Au fil des semaines

RECONCILIATION NATIONALE AU BURKINA FASO: Quand les acteurs manquent de sincérité !

« Les bouches réclament la paix. Les actes préparent la guerre. Telle est la décevante impression qui se dégage de l’observation impartiale des évènements contradictoires d’ici-bas ». Ce constat quasi prophétique d’un des pères de la nation burkinabè, Nazi Boni, dans son œuvre « Crépuscule des temps anciens », semble défier le temps et s’impose aujourd’hui comme la grille de lecture la plus adéquate pour analyser l’impossible réconciliation nationale au Burkina Faso. Alors que les régimes successifs depuis l’épilogue tragique de la Révolution d’août 1983, n’ont eu de cesse d’appeler les Burkinabè à décharger leurs cœurs des toxines de la rancœur pour se donner la main sur le difficile chantier de la construction nationale, ils n’ont cessé de jeter l’anathème à leurs prédécesseurs. Ainsi Blaise Compaoré a justifié sa sanglante accession au pouvoir, le 15 octobre 1987, par la déviance orbitale de Thomas Sankara, de la trajectoire de la Révolution. Il a été, à son tour, voué aux hégémonies par la Transition de Michel Kafando et le régime du Mouvement du peuple pour le progrès (MPP) du président Roch Marc Christian Kaboré (RMCK). Ce dernier cristallise aujourd’hui toutes les rancœurs des partisans et sympathisants du lieutenant-colonel Paul Henri Sandaogo Damiba que d’ailleurs les ouailles du président déchu descendent en flammes dans les discours.
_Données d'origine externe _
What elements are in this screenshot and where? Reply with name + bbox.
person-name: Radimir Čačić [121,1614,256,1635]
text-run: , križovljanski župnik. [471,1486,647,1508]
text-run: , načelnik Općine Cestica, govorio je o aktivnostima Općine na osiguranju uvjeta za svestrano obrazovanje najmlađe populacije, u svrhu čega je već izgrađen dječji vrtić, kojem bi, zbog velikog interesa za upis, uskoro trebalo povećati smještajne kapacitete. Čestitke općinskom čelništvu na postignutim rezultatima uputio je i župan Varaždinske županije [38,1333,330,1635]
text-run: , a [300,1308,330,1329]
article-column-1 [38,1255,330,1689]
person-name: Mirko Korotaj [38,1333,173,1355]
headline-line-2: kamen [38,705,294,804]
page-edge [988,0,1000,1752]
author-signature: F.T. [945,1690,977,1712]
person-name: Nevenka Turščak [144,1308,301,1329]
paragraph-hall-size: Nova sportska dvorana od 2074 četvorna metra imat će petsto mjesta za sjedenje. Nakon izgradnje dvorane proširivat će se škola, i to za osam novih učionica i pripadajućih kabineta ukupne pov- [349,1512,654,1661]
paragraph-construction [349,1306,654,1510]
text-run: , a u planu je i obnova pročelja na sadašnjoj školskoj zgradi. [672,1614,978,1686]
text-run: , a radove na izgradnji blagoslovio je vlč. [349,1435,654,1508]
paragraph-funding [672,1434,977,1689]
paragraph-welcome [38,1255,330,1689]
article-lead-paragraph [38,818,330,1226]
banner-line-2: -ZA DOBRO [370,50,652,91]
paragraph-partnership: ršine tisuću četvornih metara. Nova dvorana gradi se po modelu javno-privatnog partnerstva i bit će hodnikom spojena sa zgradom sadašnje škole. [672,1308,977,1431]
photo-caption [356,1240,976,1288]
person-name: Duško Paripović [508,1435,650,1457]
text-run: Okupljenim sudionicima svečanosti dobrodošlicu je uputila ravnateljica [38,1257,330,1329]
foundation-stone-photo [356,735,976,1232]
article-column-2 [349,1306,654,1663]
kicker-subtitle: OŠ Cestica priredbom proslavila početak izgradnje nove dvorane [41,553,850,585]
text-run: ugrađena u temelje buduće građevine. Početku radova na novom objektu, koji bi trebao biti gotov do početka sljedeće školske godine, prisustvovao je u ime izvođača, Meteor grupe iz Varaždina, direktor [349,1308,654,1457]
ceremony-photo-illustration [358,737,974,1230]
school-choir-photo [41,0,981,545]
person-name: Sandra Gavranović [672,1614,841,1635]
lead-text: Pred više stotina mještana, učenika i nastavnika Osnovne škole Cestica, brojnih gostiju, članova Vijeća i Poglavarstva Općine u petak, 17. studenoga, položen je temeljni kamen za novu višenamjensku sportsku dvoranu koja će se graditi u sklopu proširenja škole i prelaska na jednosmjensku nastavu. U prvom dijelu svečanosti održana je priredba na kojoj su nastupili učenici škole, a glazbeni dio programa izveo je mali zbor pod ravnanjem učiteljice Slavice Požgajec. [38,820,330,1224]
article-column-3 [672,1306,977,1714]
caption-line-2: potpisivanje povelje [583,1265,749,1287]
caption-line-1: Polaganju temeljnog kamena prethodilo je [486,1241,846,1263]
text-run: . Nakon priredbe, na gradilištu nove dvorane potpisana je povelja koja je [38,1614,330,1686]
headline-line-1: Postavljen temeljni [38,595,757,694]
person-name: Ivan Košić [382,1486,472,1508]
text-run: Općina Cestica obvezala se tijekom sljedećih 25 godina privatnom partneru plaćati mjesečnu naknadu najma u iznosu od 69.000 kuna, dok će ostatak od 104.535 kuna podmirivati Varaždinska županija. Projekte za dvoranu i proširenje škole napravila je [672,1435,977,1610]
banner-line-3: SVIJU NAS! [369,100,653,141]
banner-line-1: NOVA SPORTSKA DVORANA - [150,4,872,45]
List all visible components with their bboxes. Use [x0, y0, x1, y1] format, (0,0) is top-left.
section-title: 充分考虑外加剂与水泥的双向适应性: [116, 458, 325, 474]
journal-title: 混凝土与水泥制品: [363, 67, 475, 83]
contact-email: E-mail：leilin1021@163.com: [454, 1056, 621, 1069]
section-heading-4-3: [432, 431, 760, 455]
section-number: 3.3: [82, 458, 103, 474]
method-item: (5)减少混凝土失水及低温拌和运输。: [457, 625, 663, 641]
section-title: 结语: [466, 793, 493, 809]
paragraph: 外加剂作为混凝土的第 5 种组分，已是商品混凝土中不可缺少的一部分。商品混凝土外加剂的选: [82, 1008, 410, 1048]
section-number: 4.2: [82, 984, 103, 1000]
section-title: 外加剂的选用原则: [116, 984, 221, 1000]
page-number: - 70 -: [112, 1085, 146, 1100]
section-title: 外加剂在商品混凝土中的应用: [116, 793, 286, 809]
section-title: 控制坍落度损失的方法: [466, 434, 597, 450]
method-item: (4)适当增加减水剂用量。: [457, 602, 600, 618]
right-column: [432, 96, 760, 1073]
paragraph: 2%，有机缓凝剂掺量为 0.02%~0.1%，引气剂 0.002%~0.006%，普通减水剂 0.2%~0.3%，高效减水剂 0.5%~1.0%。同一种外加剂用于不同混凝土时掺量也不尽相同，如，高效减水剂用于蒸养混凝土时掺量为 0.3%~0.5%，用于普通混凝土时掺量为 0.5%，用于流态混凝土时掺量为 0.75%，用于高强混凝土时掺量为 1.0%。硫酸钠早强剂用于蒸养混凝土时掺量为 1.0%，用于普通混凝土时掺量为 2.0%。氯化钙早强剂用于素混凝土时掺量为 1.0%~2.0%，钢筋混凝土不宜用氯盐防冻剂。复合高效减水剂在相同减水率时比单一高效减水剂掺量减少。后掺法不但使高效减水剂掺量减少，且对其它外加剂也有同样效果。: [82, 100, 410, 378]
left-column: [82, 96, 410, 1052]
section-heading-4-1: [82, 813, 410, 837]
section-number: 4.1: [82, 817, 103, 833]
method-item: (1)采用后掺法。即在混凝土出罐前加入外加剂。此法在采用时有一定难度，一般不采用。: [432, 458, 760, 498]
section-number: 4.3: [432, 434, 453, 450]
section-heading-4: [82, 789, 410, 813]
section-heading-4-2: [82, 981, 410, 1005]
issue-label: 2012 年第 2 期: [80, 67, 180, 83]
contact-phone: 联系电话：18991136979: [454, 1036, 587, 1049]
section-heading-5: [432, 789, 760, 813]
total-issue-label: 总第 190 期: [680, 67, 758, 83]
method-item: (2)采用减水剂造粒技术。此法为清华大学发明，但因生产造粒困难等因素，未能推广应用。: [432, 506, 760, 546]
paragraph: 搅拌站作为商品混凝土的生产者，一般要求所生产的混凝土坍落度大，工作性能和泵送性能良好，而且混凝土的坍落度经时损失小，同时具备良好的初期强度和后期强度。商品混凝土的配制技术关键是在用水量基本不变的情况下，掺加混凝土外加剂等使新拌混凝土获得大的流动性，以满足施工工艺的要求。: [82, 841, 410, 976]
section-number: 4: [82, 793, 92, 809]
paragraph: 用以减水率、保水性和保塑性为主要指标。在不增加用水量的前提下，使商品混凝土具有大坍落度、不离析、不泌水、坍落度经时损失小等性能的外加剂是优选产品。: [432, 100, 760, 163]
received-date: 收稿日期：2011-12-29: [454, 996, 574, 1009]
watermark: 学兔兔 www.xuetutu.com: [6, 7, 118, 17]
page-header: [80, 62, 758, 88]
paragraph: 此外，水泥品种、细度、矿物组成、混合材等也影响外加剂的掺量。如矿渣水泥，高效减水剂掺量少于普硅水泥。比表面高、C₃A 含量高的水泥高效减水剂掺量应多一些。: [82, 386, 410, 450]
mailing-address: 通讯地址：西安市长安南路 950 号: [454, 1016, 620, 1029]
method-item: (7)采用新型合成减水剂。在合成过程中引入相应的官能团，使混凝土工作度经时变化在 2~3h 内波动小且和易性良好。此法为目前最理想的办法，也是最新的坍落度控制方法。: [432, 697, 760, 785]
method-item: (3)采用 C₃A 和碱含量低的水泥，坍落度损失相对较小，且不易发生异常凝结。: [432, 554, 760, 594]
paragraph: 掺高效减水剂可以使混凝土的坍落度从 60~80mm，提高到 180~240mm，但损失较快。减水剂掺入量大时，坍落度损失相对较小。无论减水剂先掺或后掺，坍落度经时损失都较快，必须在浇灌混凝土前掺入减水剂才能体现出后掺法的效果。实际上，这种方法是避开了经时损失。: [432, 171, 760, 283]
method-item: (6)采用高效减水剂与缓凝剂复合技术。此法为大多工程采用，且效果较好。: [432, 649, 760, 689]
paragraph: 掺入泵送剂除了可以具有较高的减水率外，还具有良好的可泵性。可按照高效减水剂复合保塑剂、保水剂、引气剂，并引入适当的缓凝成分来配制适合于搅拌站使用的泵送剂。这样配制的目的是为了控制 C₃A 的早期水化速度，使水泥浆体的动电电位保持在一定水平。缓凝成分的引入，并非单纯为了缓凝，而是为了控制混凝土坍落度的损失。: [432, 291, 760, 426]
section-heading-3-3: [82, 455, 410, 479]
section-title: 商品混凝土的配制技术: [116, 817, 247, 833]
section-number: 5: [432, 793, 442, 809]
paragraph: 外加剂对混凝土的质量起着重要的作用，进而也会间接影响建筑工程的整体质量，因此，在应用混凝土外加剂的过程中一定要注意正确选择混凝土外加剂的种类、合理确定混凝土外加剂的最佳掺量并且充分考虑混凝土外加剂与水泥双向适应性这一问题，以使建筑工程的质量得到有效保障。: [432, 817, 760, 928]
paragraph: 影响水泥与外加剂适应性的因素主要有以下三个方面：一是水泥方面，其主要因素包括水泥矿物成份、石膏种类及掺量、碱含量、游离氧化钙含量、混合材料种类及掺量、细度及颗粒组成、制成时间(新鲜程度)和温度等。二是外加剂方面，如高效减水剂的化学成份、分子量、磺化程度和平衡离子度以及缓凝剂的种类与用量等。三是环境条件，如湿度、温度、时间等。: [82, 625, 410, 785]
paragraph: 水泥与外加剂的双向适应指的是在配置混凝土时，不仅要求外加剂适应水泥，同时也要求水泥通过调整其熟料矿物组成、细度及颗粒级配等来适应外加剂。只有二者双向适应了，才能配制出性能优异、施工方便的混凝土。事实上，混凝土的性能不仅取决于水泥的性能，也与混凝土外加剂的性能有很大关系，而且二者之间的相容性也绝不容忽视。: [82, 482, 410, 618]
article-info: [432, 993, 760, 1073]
L’on est ainsi installé dans un cercle vicieux qui explique la maladive procrastination qui frappe toutes les œuvres de réconciliation nationale.

 

 

Les Burkinabè devraient déjà commencer à désarmer leurs bouches et à les vider de leur venin

 

 

Il faudra donc au ministre Yéro Boly qui occupe aujourd’hui le portefeuille de la réconciliation nationale après Zéphirin Diabré sous le régime de RMCK et Ram Ouédraogo sous Blaise Compaoré, plus que de la baraka pour vaincre le signe indien ou plutôt burkinabè. Il lui faut surtout une forte dose  de volonté politique pour réussir sa mission de faiseur de paix si véritablement ceux qui ont mis sa main à la pâte, ne lui ont pas tendu un piège. En tout cas, pour l’instant, tout le malheur qu’on lui souhaite, c’est de le voir réussir.

En attendant de voir comment l’homme que l’on sait fin d’esprit, tirera son épingle du jeu, l’on ne peut qu’insister sur l’importance de cette réconciliation nationale qui, on l’espère bien, permettra au peuple burkinabè de solder ses comptes avec l’histoire et de pouvoir utiliser ce passé comme le rétroviseur d’une voiture dans sa marche vers « l’horizon du bonheur » et du progrès. Cette réconciliation qui a toutes les couleurs d’une catharsis sociale et politique. Elle est d’autant plus urgente et nécessaire que les cancrelats et autres vipères qui ont trouvé des nids dans les lézardes du mur de l’unité et de la cohésion nationale, ne pourront en être expulsés que si les Burkinabè s’engagent véritablement dans l’œuvre de restauration et de rénovation de l’édifice communautaire qui détermine l’identité nationale et le vivre-ensemble. Mais comment y parvenir ? Telle est la question que l’on pourrait se poser.

Les débats font rage. Alors que d’aucuns font du triptyque « vérité-justice-réconciliation », le seul chemin, d’autres en appellent à une justice transitionnelle. Sans prendre parti pour l’une ou l’autre option, les Burkinabè devraient déjà commencer à désarmer leurs bouches et à les vider de leur venin.  Et c’est d’ailleurs cette prescription que faisait déjà le patriarche Nazi Boni. « Le jour où les hommes apprendront à savoir se parler les uns aux autres, à faire un vigoureux effort de compréhension et de confiance mutuelles, à sentir qu’ils appartiennent à la même famille, la paix sera à la portée de l’Humanité ». Pour le reste, il suffit d’une once de volonté politique et de foi pour que les montagnes bougent et pour que tous comprennent, comme le disent William Bole, Drew Christiansen et Robert T. Hennemeyer dans leur ouvrage collectif, que le pardon en politique, « fait conjointement appel à la vérité morale, à la renonciation à la vengeance, à l’empathie et à la volonté de réparer une relation humaine brisée ».